The test in determining the applicability of the doctrine of piercing the veil of corporate fiction is as
follows:

Control, not mere majority or complete stock control, but complete domination, not only of finances but
of policy and business practice in respect to the transaction attacked so that the corporate entity as to
this transaction had at the time no separate mind, will or existence of its own;

Such control must have been used by the defendant to commit fraud or wrong, to perpetuate the
violation of a statutory or other positive legal duty or dishonest and unjust act in contravention of
plaintiff’s legal rights; and

The aforesaid control and breach of duty must proximately cause the injury or unjust loss complained of.
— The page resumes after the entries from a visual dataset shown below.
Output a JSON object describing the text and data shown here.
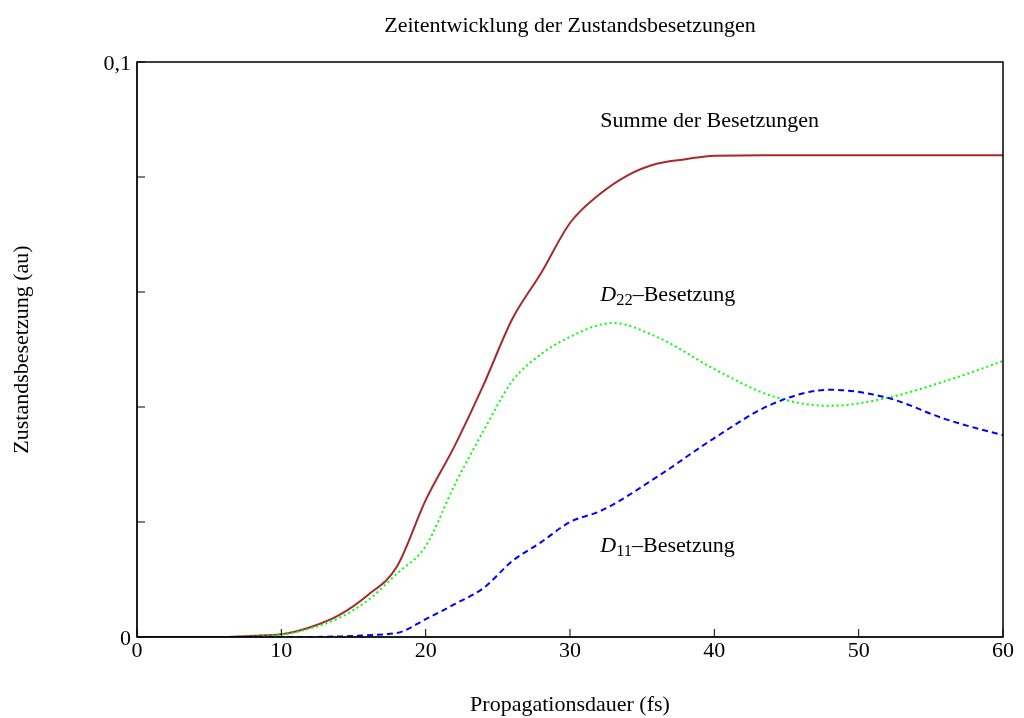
{
  "chart_data": {
    "type": "line",
    "title": "Zeitentwicklung der Zustandsbesetzungen",
    "xlabel": "Propagationsdauer (fs)",
    "ylabel": "Zustandsbesetzung (au)",
    "xlim": [
      0,
      60
    ],
    "xticks": [
      0,
      10,
      20,
      30,
      40,
      50,
      60
    ],
    "ylim": [
      0,
      0.1
    ],
    "yticks": [
      {
        "value": 0,
        "label": "0"
      },
      {
        "value": 0.02,
        "label": null
      },
      {
        "value": 0.04,
        "label": null
      },
      {
        "value": 0.06,
        "label": null
      },
      {
        "value": 0.08,
        "label": null
      },
      {
        "value": 0.1,
        "label": "0,1"
      }
    ],
    "marker": "none",
    "series": [
      {
        "name": "Summe der Besetzungen",
        "color": "#a52a2a",
        "line_style": "solid",
        "x": [
          0,
          6,
          8,
          10,
          12,
          14,
          16,
          18,
          20,
          22,
          24,
          26,
          28,
          30,
          32,
          34,
          36,
          38,
          40,
          44,
          50,
          60
        ],
        "values": [
          0,
          0,
          0.0002,
          0.0005,
          0.0017,
          0.0038,
          0.0073,
          0.0122,
          0.0238,
          0.0332,
          0.0438,
          0.0553,
          0.0633,
          0.072,
          0.0769,
          0.0803,
          0.0823,
          0.0831,
          0.0837,
          0.0838,
          0.0838,
          0.0838
        ]
      },
      {
        "name": "D$_{22}$–Besetzung",
        "color": "#00ff00",
        "line_style": "dotted",
        "x": [
          0,
          6,
          8,
          10,
          12,
          14,
          16,
          18,
          20,
          22,
          24,
          26,
          28,
          30,
          33,
          36,
          40,
          44,
          48,
          52,
          56,
          60
        ],
        "values": [
          0,
          0,
          0.0001,
          0.0004,
          0.0015,
          0.0033,
          0.0064,
          0.011,
          0.0158,
          0.0264,
          0.0358,
          0.0445,
          0.0492,
          0.0522,
          0.0546,
          0.0522,
          0.0466,
          0.0419,
          0.0402,
          0.0416,
          0.0445,
          0.048
        ]
      },
      {
        "name": "D$_{11}$–Besetzung",
        "color": "#0000ff",
        "line_style": "dashed",
        "x": [
          0,
          12,
          14,
          16,
          18,
          20,
          22,
          24,
          26,
          28,
          30,
          32,
          36,
          40,
          44,
          48,
          52,
          56,
          60
        ],
        "values": [
          0,
          0,
          0.0001,
          0.0003,
          0.0007,
          0.0031,
          0.0057,
          0.0085,
          0.0132,
          0.0165,
          0.02,
          0.0218,
          0.0278,
          0.0346,
          0.0405,
          0.043,
          0.0416,
          0.0379,
          0.0351
        ]
      }
    ]
  }
}
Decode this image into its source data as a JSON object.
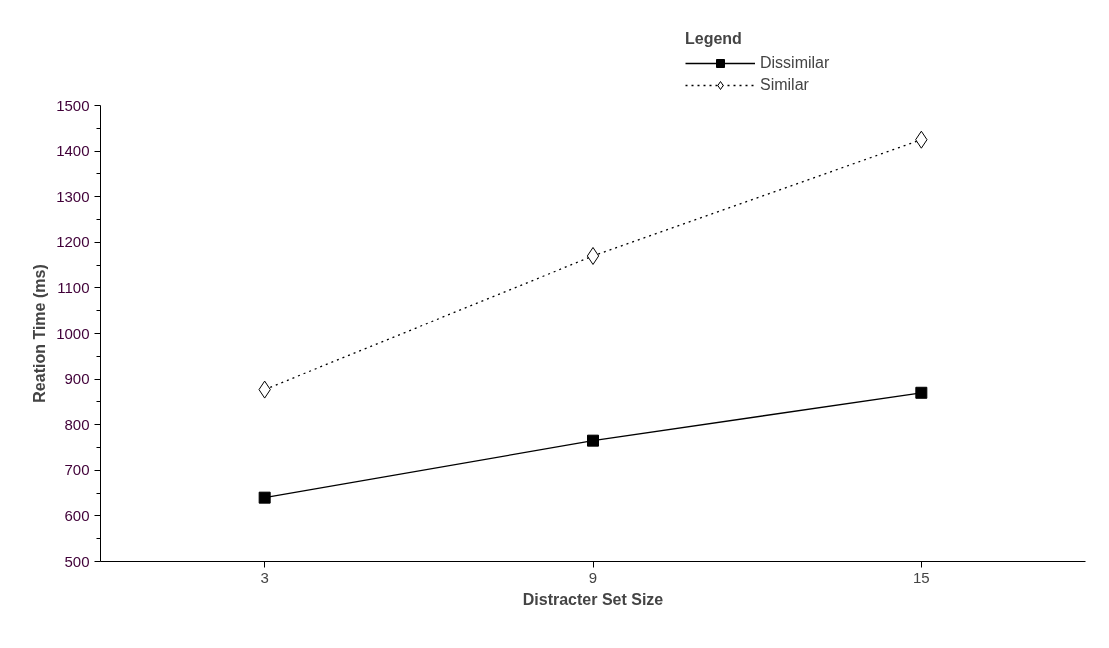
{
  "chart_data": {
    "type": "line",
    "xlabel": "Distracter Set Size",
    "ylabel": "Reation Time (ms)",
    "legend_title": "Legend",
    "x": [
      3,
      9,
      15
    ],
    "xlim": [
      0,
      18
    ],
    "xticks": [
      3,
      9,
      15
    ],
    "ylim": [
      500,
      1500
    ],
    "yticks": [
      500,
      600,
      700,
      800,
      900,
      1000,
      1100,
      1200,
      1300,
      1400,
      1500
    ],
    "grid": false,
    "legend": "top right",
    "series": [
      {
        "name": "Dissimilar",
        "color": "#000000",
        "values": [
          640,
          765,
          870
        ],
        "marker": "square",
        "line_style": "solid"
      },
      {
        "name": "Similar",
        "color": "#000000",
        "values": [
          877,
          1170,
          1425
        ],
        "marker": "diamond",
        "line_style": "dotted"
      }
    ]
  }
}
The absence of any one of these elements prevents “piercing the corporate veil.” In applying the
“instrumentality” or “alter ego” doctrine, the courts are concerned with reality and not form, with how
the corporation operated and the individual defendant’s relationship to that operation.

Clearly, petitioner ceased its business operations in order to evade the payment to private respondents
of back wages and to bar their reinstatement to their former positions. HPPI is obviously a business
conduit of petitioner corporation and its emergence was skillfully orchestrated to avoid the financial
liability that already attached to petitioner corporation.